Libreboot: A talk and demonstration
Libreboot is a free software BIOS/UEFI replacement for general purpose computers, including laptops and servers/workstations, and based on coreboot. The purpose of this session is to talk about the history of libreboot, why it was started, why libreboot is important and how it could benefit you. Further, the goal of this session is to show people how libreboot works, how it's developed, and show ways in which people can get involved with the project. There will also be a demonstration showing how libreboot is installed on a given system and how it is built.
FSF from 30 to 45
Eben Moglen, founder of the Software Freedom Law Center, a professor of law and legal history at Columbia University, and the Free Software Foundation's general counsel will discuss FSF's future in phase two of the free software movement over the next fifteen years. There will be an opportunity to ask questions after the talk.
Support the FSF's work
Our supporters have made our 30 wonderful years possible. Join as an associate member so that we can keep up this work for the next 30 years. Members also get special benefits, including gratis admission to our yearly LibrePlanet conference.
Volunteer or Sponsor
In addition to setting up the venue and greeting guests, we need people with skills in free software livestreaming. All volunteers will receive a special reverse birthday gift from us to you.
The FSF is also seeking general event, beer, or food sponsors. To sponsor or recommend a sponsor, or to volunteer, email us at firstname.lastname@example.org.
Where to stay
This is our by-no-means comprehensive list of lodging recommendations, listed from inexpensive ($) to expensive ($$$). The city of Cambridge, where many of these hotels are, is directly across the Charles River from Boston and very well connected via the subway's Red Line.
- Hostelling International Boston Downtown ($)
- YMCA, Berkley Residence ($)
- The Irving: a cute New England bed and breakfast in Harvard Square, Cambridge ($$)

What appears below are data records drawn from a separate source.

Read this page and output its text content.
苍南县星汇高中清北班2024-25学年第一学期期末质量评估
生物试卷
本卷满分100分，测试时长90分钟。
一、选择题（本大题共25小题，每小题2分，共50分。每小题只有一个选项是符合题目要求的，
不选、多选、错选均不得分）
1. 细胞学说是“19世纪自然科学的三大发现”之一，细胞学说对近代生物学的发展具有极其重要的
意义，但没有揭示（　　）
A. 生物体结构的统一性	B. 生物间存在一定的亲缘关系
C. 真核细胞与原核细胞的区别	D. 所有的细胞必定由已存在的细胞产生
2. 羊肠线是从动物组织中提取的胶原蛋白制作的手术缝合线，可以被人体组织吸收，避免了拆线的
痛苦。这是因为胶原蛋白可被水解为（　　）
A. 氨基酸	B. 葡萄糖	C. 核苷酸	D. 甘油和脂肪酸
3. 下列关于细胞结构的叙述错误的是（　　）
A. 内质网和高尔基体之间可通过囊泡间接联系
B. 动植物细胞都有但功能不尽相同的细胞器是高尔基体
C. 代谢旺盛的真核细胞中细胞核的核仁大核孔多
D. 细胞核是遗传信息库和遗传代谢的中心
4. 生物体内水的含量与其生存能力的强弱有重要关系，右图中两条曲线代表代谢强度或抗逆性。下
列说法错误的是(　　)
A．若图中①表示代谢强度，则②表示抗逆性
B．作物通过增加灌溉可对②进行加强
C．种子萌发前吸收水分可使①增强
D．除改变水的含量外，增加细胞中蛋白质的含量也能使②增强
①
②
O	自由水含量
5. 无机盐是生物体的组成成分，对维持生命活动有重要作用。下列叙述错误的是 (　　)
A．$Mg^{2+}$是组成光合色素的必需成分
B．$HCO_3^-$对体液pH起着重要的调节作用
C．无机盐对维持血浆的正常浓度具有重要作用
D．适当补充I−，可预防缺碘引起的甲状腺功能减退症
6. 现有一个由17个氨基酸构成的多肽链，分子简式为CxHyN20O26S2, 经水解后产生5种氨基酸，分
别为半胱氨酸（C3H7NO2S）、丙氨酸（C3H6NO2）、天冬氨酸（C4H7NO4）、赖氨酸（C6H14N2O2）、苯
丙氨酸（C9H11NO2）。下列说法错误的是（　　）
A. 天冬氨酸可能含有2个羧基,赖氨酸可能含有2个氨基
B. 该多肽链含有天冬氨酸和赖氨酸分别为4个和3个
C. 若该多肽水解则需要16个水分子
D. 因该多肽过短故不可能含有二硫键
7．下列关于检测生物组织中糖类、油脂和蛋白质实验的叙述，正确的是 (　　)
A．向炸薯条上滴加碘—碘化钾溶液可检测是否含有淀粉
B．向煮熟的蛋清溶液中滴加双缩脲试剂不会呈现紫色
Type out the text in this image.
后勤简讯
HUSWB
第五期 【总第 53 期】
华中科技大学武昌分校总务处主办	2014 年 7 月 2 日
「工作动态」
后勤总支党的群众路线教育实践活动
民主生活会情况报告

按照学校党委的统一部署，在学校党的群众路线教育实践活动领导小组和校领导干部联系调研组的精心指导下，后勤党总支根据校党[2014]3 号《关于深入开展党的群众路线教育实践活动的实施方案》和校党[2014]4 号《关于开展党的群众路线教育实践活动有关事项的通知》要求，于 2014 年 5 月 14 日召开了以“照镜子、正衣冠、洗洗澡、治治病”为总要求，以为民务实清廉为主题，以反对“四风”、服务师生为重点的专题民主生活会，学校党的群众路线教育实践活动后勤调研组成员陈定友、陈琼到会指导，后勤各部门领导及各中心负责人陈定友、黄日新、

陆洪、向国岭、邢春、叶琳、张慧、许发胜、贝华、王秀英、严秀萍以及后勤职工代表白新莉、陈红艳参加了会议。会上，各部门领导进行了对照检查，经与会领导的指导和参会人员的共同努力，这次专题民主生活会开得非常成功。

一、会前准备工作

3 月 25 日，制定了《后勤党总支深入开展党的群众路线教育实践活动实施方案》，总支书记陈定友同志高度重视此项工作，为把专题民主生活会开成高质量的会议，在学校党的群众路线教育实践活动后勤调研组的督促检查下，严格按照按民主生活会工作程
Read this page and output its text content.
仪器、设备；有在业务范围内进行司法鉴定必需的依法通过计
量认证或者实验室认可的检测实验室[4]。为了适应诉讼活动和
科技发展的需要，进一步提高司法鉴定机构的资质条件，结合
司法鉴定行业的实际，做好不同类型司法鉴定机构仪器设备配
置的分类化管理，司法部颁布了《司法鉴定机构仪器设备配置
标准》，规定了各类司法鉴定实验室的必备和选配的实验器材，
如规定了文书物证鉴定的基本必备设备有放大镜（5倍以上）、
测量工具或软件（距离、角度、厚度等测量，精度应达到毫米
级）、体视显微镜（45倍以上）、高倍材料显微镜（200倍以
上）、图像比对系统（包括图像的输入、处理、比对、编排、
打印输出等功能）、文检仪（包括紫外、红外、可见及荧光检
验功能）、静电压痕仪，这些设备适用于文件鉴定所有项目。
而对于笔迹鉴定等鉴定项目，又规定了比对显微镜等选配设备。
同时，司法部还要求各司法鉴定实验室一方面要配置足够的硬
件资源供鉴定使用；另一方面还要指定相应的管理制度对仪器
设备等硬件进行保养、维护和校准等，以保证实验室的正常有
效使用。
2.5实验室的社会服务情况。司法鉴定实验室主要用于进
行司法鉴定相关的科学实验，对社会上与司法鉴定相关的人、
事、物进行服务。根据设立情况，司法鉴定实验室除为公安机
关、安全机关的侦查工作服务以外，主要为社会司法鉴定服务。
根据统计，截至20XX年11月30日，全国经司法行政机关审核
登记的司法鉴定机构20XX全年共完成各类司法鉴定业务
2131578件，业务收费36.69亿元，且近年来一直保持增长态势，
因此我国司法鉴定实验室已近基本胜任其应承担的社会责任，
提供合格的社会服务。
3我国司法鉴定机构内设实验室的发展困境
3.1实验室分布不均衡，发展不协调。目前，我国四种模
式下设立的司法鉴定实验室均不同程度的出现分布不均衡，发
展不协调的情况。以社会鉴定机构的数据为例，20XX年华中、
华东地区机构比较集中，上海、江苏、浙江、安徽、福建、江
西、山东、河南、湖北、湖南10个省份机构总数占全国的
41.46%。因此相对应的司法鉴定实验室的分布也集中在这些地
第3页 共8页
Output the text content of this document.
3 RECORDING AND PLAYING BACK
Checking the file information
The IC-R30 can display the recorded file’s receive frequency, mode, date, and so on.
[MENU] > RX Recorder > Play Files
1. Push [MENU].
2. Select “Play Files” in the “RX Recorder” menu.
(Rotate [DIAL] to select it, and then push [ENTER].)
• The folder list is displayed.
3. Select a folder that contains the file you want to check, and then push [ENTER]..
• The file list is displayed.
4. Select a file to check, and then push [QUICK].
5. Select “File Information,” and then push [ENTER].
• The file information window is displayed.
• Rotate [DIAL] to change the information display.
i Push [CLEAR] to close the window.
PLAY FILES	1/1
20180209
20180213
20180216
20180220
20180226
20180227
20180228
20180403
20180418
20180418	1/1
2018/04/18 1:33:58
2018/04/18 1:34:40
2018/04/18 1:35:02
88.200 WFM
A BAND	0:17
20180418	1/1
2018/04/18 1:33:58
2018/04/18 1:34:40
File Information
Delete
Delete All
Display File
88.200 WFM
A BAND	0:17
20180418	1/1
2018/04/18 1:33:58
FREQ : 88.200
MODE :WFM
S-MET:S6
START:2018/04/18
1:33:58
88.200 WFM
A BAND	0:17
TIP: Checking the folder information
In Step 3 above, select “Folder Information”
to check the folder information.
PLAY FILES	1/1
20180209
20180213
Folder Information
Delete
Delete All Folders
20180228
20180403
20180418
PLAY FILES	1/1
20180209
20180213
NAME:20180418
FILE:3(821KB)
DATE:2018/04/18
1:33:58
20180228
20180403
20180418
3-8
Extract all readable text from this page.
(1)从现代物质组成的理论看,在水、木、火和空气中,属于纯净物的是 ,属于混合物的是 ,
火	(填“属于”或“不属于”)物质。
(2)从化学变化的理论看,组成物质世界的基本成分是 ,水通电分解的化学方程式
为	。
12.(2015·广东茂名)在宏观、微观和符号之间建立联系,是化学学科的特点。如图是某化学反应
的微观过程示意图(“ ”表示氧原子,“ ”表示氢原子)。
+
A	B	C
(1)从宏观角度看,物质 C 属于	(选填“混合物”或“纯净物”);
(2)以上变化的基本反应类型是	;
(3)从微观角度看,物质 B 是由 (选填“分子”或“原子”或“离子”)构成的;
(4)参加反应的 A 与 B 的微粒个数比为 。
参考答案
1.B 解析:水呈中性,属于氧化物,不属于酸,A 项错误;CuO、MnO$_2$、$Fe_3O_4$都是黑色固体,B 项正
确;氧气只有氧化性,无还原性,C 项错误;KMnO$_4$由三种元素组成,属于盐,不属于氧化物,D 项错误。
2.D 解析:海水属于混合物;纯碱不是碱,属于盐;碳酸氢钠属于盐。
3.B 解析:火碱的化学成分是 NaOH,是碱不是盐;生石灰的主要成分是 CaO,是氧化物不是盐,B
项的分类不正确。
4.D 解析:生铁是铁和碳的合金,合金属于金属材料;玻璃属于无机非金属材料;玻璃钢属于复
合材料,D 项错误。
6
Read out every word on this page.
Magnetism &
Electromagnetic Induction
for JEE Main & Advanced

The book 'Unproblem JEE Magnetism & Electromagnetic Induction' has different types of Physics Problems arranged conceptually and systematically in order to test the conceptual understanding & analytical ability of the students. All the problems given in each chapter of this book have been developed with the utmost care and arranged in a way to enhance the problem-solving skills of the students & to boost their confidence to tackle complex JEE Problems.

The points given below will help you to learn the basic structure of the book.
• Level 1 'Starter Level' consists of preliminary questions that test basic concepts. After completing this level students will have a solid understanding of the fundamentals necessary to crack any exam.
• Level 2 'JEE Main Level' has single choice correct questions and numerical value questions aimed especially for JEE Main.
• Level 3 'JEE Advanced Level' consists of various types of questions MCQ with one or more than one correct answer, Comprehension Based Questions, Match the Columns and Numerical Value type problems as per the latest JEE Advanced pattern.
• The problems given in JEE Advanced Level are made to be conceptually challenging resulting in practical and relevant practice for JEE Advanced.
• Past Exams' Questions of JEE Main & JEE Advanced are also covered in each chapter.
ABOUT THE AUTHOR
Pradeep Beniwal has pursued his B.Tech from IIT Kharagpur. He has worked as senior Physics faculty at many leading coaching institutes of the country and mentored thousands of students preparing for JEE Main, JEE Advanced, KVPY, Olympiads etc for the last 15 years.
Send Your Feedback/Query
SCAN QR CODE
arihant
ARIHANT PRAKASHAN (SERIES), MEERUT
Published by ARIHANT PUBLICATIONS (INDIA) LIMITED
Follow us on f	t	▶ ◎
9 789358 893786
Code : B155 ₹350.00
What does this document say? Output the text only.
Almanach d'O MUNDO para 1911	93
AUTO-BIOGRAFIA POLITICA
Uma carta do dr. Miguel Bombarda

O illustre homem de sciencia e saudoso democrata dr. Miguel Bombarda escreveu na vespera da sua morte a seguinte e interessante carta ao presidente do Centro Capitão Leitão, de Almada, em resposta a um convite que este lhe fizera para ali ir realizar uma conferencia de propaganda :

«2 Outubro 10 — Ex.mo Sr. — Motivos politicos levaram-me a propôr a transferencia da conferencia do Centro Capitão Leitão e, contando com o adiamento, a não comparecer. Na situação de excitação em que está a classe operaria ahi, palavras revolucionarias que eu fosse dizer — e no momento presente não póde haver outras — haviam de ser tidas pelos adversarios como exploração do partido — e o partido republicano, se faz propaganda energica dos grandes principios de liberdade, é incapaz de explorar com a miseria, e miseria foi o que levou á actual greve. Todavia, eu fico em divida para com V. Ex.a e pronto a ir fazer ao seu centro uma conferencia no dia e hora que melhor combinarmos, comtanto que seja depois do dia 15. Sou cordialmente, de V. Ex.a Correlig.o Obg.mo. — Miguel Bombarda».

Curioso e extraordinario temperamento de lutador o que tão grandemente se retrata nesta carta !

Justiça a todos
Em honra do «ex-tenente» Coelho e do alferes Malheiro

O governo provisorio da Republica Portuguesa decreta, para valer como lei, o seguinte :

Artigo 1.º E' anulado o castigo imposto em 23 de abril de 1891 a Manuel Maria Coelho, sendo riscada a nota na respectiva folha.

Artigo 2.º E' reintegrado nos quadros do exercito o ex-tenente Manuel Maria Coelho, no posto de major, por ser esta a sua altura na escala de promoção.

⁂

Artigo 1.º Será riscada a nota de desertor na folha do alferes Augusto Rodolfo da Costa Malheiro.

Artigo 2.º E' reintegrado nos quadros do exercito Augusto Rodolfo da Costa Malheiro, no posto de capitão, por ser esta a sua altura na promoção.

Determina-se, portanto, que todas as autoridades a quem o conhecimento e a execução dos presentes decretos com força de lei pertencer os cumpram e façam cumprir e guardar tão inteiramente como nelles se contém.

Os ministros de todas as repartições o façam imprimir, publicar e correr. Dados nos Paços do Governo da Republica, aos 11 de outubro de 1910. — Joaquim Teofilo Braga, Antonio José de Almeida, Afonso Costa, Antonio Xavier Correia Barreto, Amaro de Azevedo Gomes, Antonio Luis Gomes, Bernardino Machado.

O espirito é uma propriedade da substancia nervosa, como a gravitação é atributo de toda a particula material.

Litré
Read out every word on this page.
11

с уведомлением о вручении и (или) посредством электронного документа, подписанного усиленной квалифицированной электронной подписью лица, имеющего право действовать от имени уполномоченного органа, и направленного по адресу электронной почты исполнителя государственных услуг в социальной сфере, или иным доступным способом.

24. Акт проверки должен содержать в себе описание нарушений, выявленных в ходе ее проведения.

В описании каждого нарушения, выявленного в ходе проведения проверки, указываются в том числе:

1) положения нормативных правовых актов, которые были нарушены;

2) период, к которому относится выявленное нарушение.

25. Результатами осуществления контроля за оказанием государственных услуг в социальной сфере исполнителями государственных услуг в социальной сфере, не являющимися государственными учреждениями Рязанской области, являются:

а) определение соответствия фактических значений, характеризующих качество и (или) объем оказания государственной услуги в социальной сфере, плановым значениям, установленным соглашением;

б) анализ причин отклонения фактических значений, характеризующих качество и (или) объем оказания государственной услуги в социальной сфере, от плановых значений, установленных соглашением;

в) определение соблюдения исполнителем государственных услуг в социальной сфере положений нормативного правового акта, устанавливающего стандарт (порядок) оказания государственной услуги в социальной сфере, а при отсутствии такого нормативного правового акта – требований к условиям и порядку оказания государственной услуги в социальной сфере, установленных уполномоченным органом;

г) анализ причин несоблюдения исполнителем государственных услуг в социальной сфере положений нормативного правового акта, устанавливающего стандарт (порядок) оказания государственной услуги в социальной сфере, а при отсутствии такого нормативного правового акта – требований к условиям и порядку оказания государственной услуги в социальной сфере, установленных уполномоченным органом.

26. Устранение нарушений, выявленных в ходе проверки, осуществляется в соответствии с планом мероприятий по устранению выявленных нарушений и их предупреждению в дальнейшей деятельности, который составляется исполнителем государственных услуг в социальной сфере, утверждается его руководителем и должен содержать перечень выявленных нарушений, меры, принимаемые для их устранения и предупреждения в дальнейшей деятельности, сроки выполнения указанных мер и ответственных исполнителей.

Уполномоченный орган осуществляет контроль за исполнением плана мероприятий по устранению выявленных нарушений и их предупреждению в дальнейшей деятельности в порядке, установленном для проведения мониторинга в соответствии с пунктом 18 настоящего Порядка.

- The John Jeffries House: a B&B in Boston ($$)
- Days Hotel of Boston ($$)
- The Marriott: at the Kendall/MIT subway stop in Cambridge stop with many restaurants located nearby ($$)
- The Kendall Hotel: a historic hotel in the heart of the MIT campus, originally an 1800s firehouse ($$$)
- The Doubletree: a hotel in Boston that is known to give away free-as-in-cookies cookies ($$$)
- The Charles Hotel: in Harvard Square, Cambridge, with valet parking ($$$)
- The Cambridge Hyatt Regency: overlooks the Charles river, providing a view of the Boston skyline ($$$)
To get the lowest rates, check out other hostels a little farther away on HostelWorld.